EU MDR Article 61- Clinical Evaluation

tiptoe

Starting to get Involved
Hi there,

I am reviewing MDR Article 61 and I am a little confused. So for section 4 through 6 (see below), I assume these only apply to Class III and implantable devices? Will that mean then that for Class II a devices:
1) no clinical investigation is required in addition to the clinical evaluation?
2) there's no contract needed between manufacturer and the manufacturer of equivalent device in order to use their information to demonstrate equivalence?

Thanks
" 4. In the case of implantable devices and class III devices, clinical investigations shall be performed, except if:
— the device has been designed by modifications of a device already marketed by the same manufacturer,
— the modified device has been demonstrated by the manufacturer to be equivalent to the marketed device, in accordance with Section 3 of Annex XIV and this demonstration has been endorsed by the notified body, and
— the clinical evaluation of the marketed device is sufficient to demonstrate conformity of the modified device with the relevant safety and performance requirements.
In this case, the notified body shall check that the PMCF plan is appropriate and includes post market studies to demonstrate the safety and performance of the device.
In addition, clinical investigations need not be performed in the cases referred to in paragraph 6.
5. A manufacturer of a device demonstrated to be equivalent to an already marketed device not manufactured by him, may also rely on paragraph 4 in order not to perform a clinical investigation provided that the following conditions are fulfilled in addition to what is required in that paragraph:
— the two manufacturers have a contract in place that explicitly allows the manufacturer of the second device full access to the technical documentation on an ongoing basis, and
— the original clinical evaluation has been performed in compliance with the requirements of this Regulation,
and the manufacturer of the second device provides clear evidence thereof to the notified body.
6. The requirement to perform clinical investigations pursuant to paragraph 4 shall not apply to implantable devices and class III devices:
(a) which have been lawfully placed on the market or put into service in accordance with Directive 90/385/EEC or Directive 93/42/EEC and for which the clinical evaluation:
— is based on sufficient clinical data, and
— is in compliance with the relevant product-specific CS for the clinical evaluation of that kind of device, where such a CS is available; or

(b) that are sutures, staples, dental fillings, dental braces, tooth crowns, screws, wedges, plates, wires, pins, clips or connectors for which the clinical evaluation is based on sufficient clinical data and is in compliance with the relevant product-specific CS, where such a CS is available."
 

Marcelo

Inactive Registered Visitor
Yes, 4-6 applies only to implantable devices and class II devices. In fact, it's exactly like the MDD.

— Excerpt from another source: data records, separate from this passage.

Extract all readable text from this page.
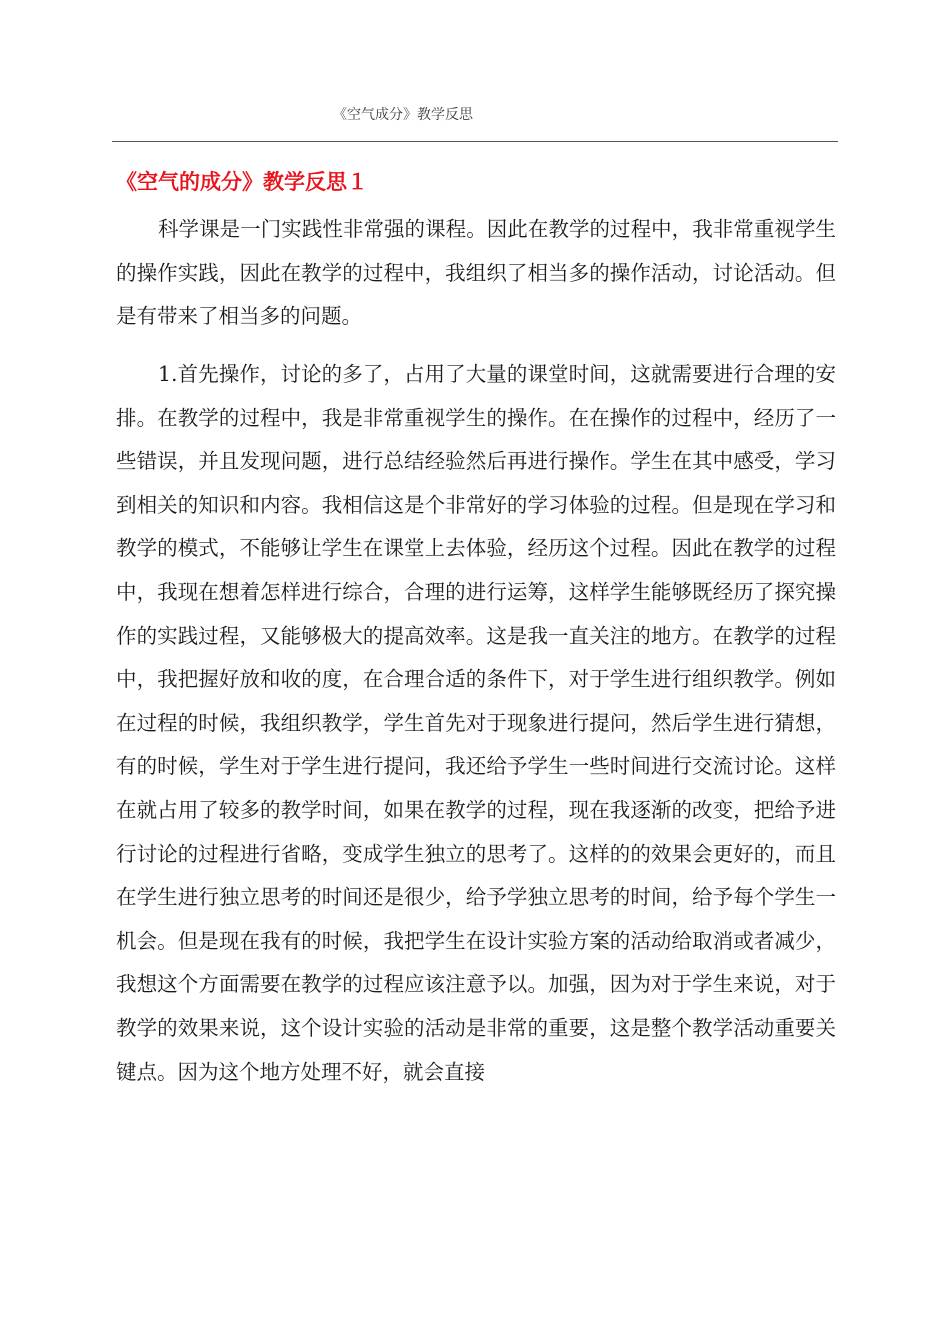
《空气成分》教学反思
《空气的成分》教学反思１

科学课是一门实践性非常强的课程。因此在教学的过程中，我非常重视学生的操作实践，因此在教学的过程中，我组织了相当多的操作活动，讨论活动。但是有带来了相当多的问题。

1.首先操作，讨论的多了，占用了大量的课堂时间，这就需要进行合理的安排。在教学的过程中，我是非常重视学生的操作。在在操作的过程中，经历了一些错误，并且发现问题，进行总结经验然后再进行操作。学生在其中感受，学习到相关的知识和内容。我相信这是个非常好的学习体验的过程。但是现在学习和教学的模式，不能够让学生在课堂上去体验，经历这个过程。因此在教学的过程中，我现在想着怎样进行综合，合理的进行运筹，这样学生能够既经历了探究操作的实践过程，又能够极大的提高效率。这是我一直关注的地方。在教学的过程中，我把握好放和收的度，在合理合适的条件下，对于学生进行组织教学。例如在过程的时候，我组织教学，学生首先对于现象进行提问，然后学生进行猜想，有的时候，学生对于学生进行提问，我还给予学生一些时间进行交流讨论。这样在就占用了较多的教学时间，如果在教学的过程，现在我逐渐的改变，把给予进行讨论的过程进行省略，变成学生独立的思考了。这样的的效果会更好的，而且在学生进行独立思考的时间还是很少，给予学独立思考的时间，给予每个学生一机会。但是现在我有的时候，我把学生在设计实验方案的活动给取消或者减少，我想这个方面需要在教学的过程应该注意予以。加强，因为对于学生来说，对于教学的效果来说，这个设计实验的活动是非常的重要，这是整个教学活动重要关键点。因为这个地方处理不好，就会直接
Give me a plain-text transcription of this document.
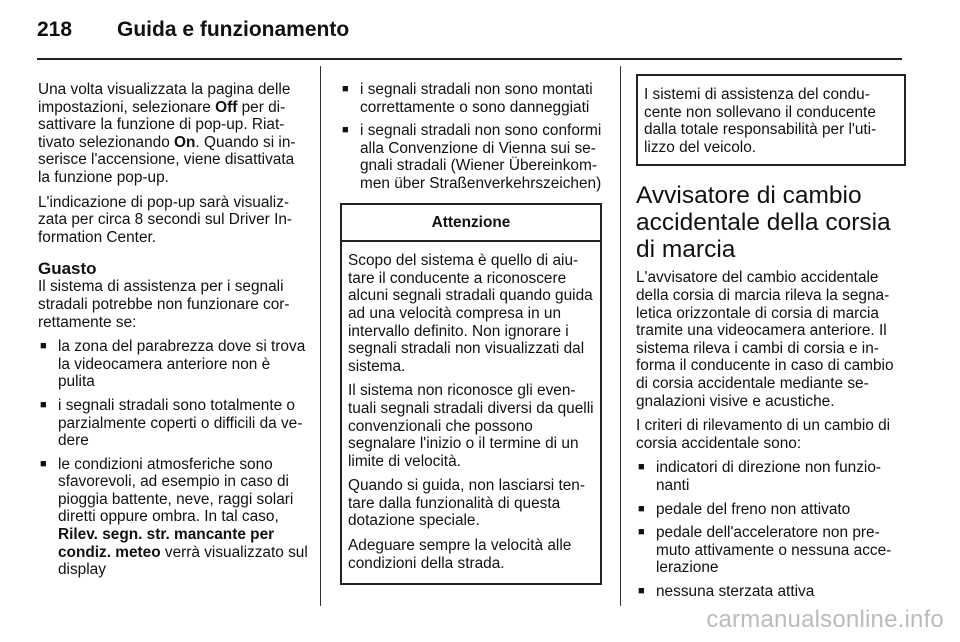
218 Guida e funzionamento

Una volta visualizzata la pagina delle impostazioni, selezionare Off per disattivare la funzione di pop-up. Riattivato selezionando On. Quando si inserisce l'accensione, viene disattivata la funzione pop-up.

L'indicazione di pop-up sarà visualizzata per circa 8 secondi sul Driver Information Center.

Guasto

Il sistema di assistenza per i segnali stradali potrebbe non funzionare correttamente se:

■ la zona del parabrezza dove si trova la videocamera anteriore non è pulita
■ i segnali stradali sono totalmente o parzialmente coperti o difficili da vedere
■ le condizioni atmosferiche sono sfavorevoli, ad esempio in caso di pioggia battente, neve, raggi solari diretti oppure ombra. In tal caso, Rilev. segn. str. mancante per condiz. meteo verrà visualizzato sul display
■ i segnali stradali non sono montati correttamente o sono danneggiati
■ i segnali stradali non sono conformi alla Convenzione di Vienna sui segnali stradali (Wiener Übereinkommen über Straßenverkehrszeichen)
Attenzione

Scopo del sistema è quello di aiutare il conducente a riconoscere alcuni segnali stradali quando guida ad una velocità compresa in un intervallo definito. Non ignorare i segnali stradali non visualizzati dal sistema.

Il sistema non riconosce gli eventuali segnali stradali diversi da quelli convenzionali che possono segnalare l'inizio o il termine di un limite di velocità.

Quando si guida, non lasciarsi tentare dalla funzionalità di questa dotazione speciale.

Adeguare sempre la velocità alle condizioni della strada.

I sistemi di assistenza del conducente non sollevano il conducente dalla totale responsabilità per l'utilizzo del veicolo.
Avvisatore di cambio accidentale della corsia di marcia

L'avvisatore del cambio accidentale della corsia di marcia rileva la segnaletica orizzontale di corsia di marcia tramite una videocamera anteriore. Il sistema rileva i cambi di corsia e informa il conducente in caso di cambio di corsia accidentale mediante segnalazioni visive e acustiche.

I criteri di rilevamento di un cambio di corsia accidentale sono:

■ indicatori di direzione non funzionanti
■ pedale del freno non attivato
■ pedale dell'acceleratore non premuto attivamente o nessuna accelerazione
■ nessuna sterzata attiva
carmanualsonline.info
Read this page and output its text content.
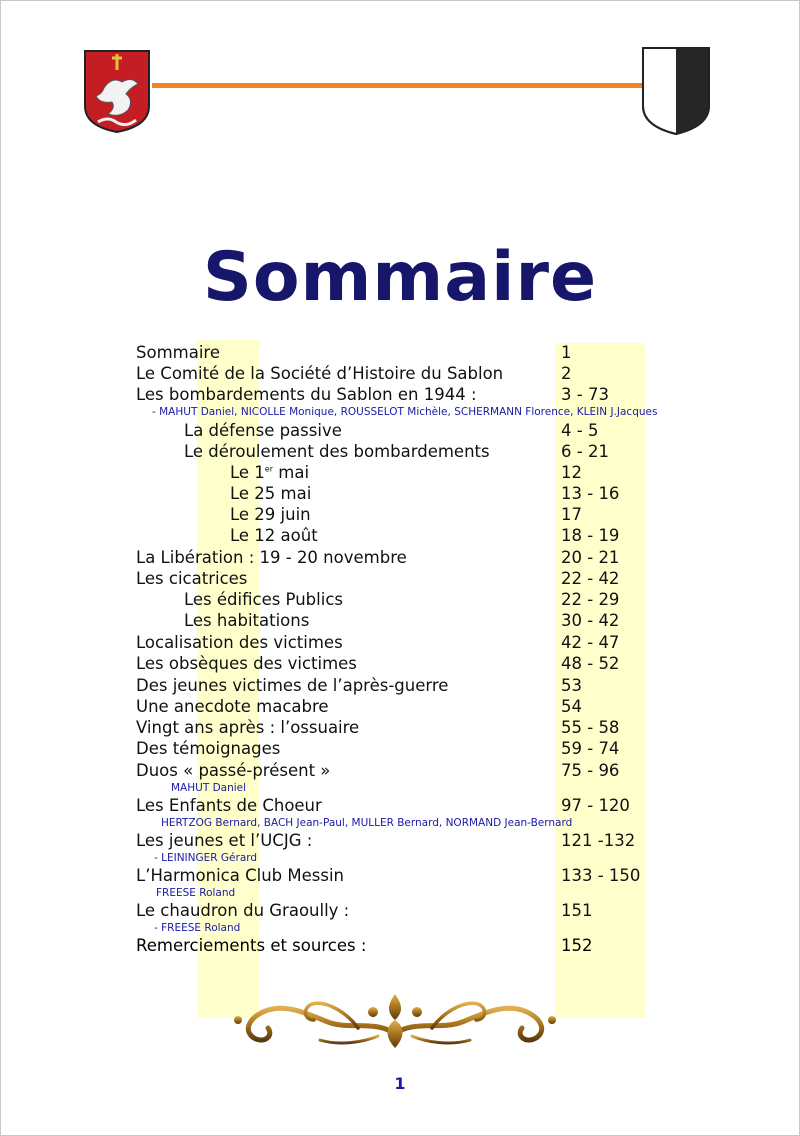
Sommaire
Sommaire	1
Le Comité de la Société d’Histoire du Sablon	2
Les bombardements du Sablon en 1944 :	3 - 73
- MAHUT Daniel, NICOLLE Monique, ROUSSELOT Michèle, SCHERMANN Florence, KLEIN J.Jacques
La défense passive	4 - 5
Le déroulement des bombardements	6 - 21
Le 1er mai	12
Le 25 mai	13 - 16
Le 29 juin	17
Le 12 août	18 - 19
La Libération : 19 - 20 novembre	20 - 21
Les cicatrices	22 - 42
Les édifices Publics	22 - 29
Les habitations	30 - 42
Localisation des victimes	42 - 47
Les obsèques des victimes	48 - 52
Des jeunes victimes de l’après-guerre	53
Une anecdote macabre	54
Vingt ans après : l’ossuaire	55 - 58
Des témoignages	59 - 74
Duos « passé-présent »	75 - 96
MAHUT Daniel
Les Enfants de Choeur	97 - 120
HERTZOG Bernard, BACH Jean-Paul, MULLER Bernard, NORMAND Jean-Bernard
Les jeunes et l’UCJG :	121 -132
- LEININGER Gérard
L’Harmonica Club Messin	133 - 150
FREESE Roland
Le chaudron du Graoully :	151
- FREESE Roland
Remerciements et sources :	152
1
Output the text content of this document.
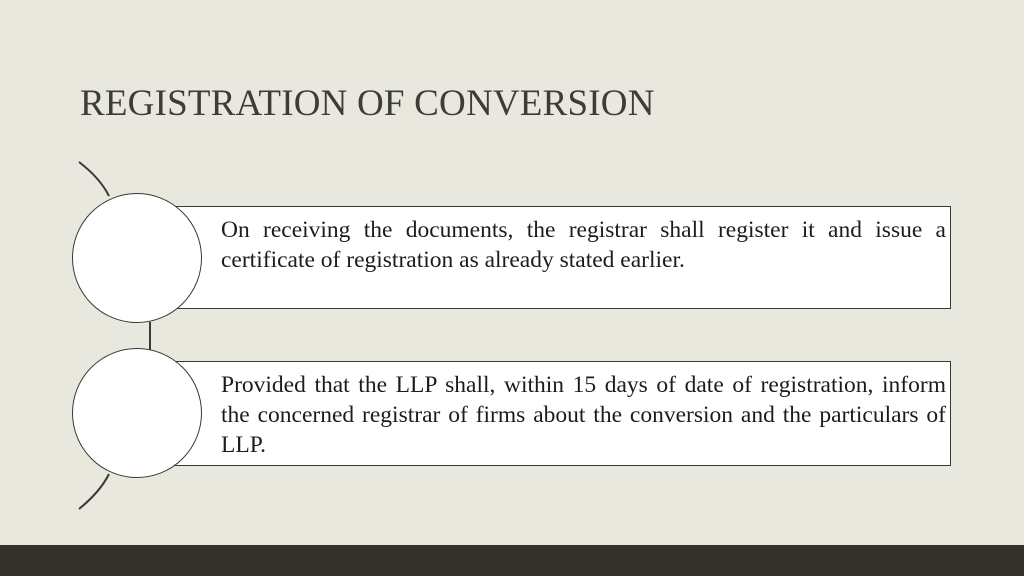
REGISTRATION OF CONVERSION

On receiving the documents, the registrar shall register it and issue a certificate of registration as already stated earlier.

Provided that the LLP shall, within 15 days of date of registration, inform the concerned registrar of firms about the conversion and the particulars of LLP.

What changed is that the MDD mentioned that a clinical investigation may not be performed if the was good justification based on clinical data, and most of the time clinical investigations were not performed with bad justifications. The MDR changed this "justification"with an algorithm (item 4-6) which puts several clear restrictions for not performing a clinical investigations. For example, it's basically impossible to use clinical data from an equivalent device from other companies, because of item 5.

This is in line with the hight expectation of clinical data from most regulations, in particular in the case of "high risk" devices.